結果的に三百数十名の警備隊員は丸裸同然にして、またしてもこのドタバタを見透かしたように中共の軍艦は宮古海峡を遊弋してる始末です。
保良の施設が完成するまでの空白期間について、岩屋大臣は「事態が緊迫すれば弾薬を宮古島に緊急輸送することで即応性に影響がないよう努める」というが、それならなぜ駐屯地に弾薬を入れたのか? 左派脳で考えれば突っ込みどころ満載の大臣です。
この先の緊迫状態にとても耐えられそうにない「弱さ」は、中共に秋波を送っていた石破元防衛相を彷彿とさせます。
投稿: 山路 敬介(宮古) | 2019年4月 8日 (月) 08時59分
管理人さん、私のコメントに対するご返信ありがとうございました。
おっしゃる通り、私のコメントは、武器の性能や能力にばかり目が行って、
運用上の様々な問題に、全く考えが及んでいませんでした。
管理人さんが教えて下さった、防衛出動や武器使用に関する様々な障害に関しても
知らないことばかりでした。
私は、何年も前から、社会勉強のために貴ブログを拝見させて頂いております。
今回も、自分の意見を述べることにより、自分の考えの偏りを気付かせて頂き、
感謝しております。
今後も良記事を期待しております。
投稿: 元航海士 | 2019年4月 8日 (月) 10時29分
元航海士さんのコメントは好感が持てます。その姿勢がイイですね。異なる意見でも述べた方が良い。議論する中でこちらが利口になれるのなら儲けもの。自分の考えに偏りがあるのかないのかを知るためにも議論は必要です。

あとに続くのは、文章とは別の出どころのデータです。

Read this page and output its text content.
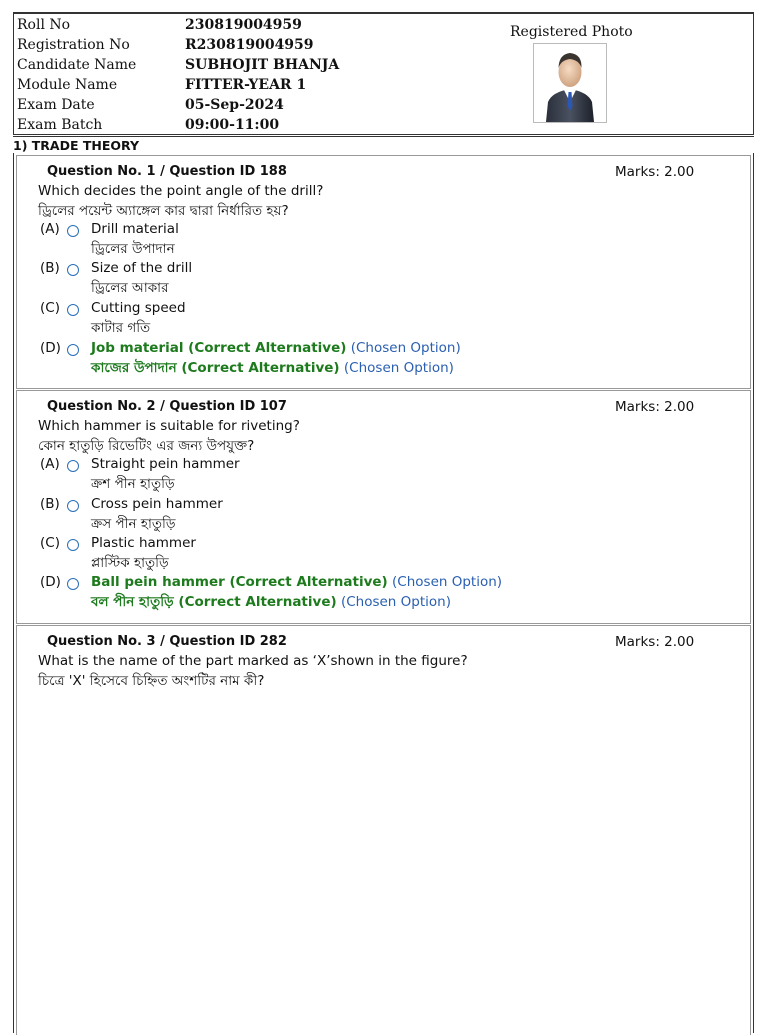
Roll No	230819004959
Registration No	R230819004959
Candidate Name	SUBHOJIT BHANJA
Module Name	FITTER-YEAR 1
Exam Date	05-Sep-2024
Exam Batch	09:00-11:00
Registered Photo
1) TRADE THEORY
Question No. 1 / Question ID 188	Marks: 2.00
Which decides the point angle of the drill?
ড্রিলের পয়েন্ট অ্যাঙ্গেল কার দ্বারা নির্ধারিত হয়?
(A) Drill material
ড্রিলের উপাদান
(B) Size of the drill
ড্রিলের আকার
(C) Cutting speed
কাটার গতি
(D) Job material (Correct Alternative) (Chosen Option)
কাজের উপাদান (Correct Alternative) (Chosen Option)
Question No. 2 / Question ID 107	Marks: 2.00
Which hammer is suitable for riveting?
কোন হাতুড়ি রিভেটিং এর জন্য উপযুক্ত?
(A) Straight pein hammer
ক্রশ পীন হাতুড়ি
(B) Cross pein hammer
ক্রস পীন হাতুড়ি
(C) Plastic hammer
প্লাস্টিক হাতুড়ি
(D) Ball pein hammer (Correct Alternative) (Chosen Option)
বল পীন হাতুড়ি (Correct Alternative) (Chosen Option)
Question No. 3 / Question ID 282	Marks: 2.00
What is the name of the part marked as ‘X’shown in the figure?
চিত্রে 'X' হিসেবে চিহ্নিত অংশটির নাম কী?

自衛隊が宮古島、石垣島に配備されることは防衛上とても重要なことです。ミサイル基地であればミサイル弾は付随する、だから部隊運用上一番便利な位置に弾薬庫は整備するべし。これは当然なことだ。マスコミは戦争に巻き込まれると危険視するが、そこまで心配をするべきではないと思う。ミサイル基地を建設する段階で宮古島の人々は危険負担をする覚悟はあったと思うのだ。政府の行うべきことは、防衛思想の普及であると思う。島民の理解を得るために普段から努力をしなければならない。政府が防衛思想の普及努力をしないであいまいなカタチで住民説明をするのはよくない。難しい作業ではあるが、これをやらねばならない。私は保守主義者の現今の課題は、防衛問題などの常識論の普及だと思う。
投稿: ueyonabaru | 2019年4月 8日 (月) 13時40分
保良地区は今日になって、また騒ぎが大きくなってます。
地区の賛成派の重要人物が反対にまわる事を表明する、と言っているからです。
「千代田地区では即座に撤去、島外にまで搬出された危険物を、未来永劫同地区内に置く事に同調する事は出来なくなった」という主旨。
これは保良の人たちに特に防衛に関する理解力が足りないせいではない。
人の心の動きを見通せない未熟な大臣のせいです。
岩屋はまた菅官房長官に泣きつきそれで収まればいいが、政治家としても失格です。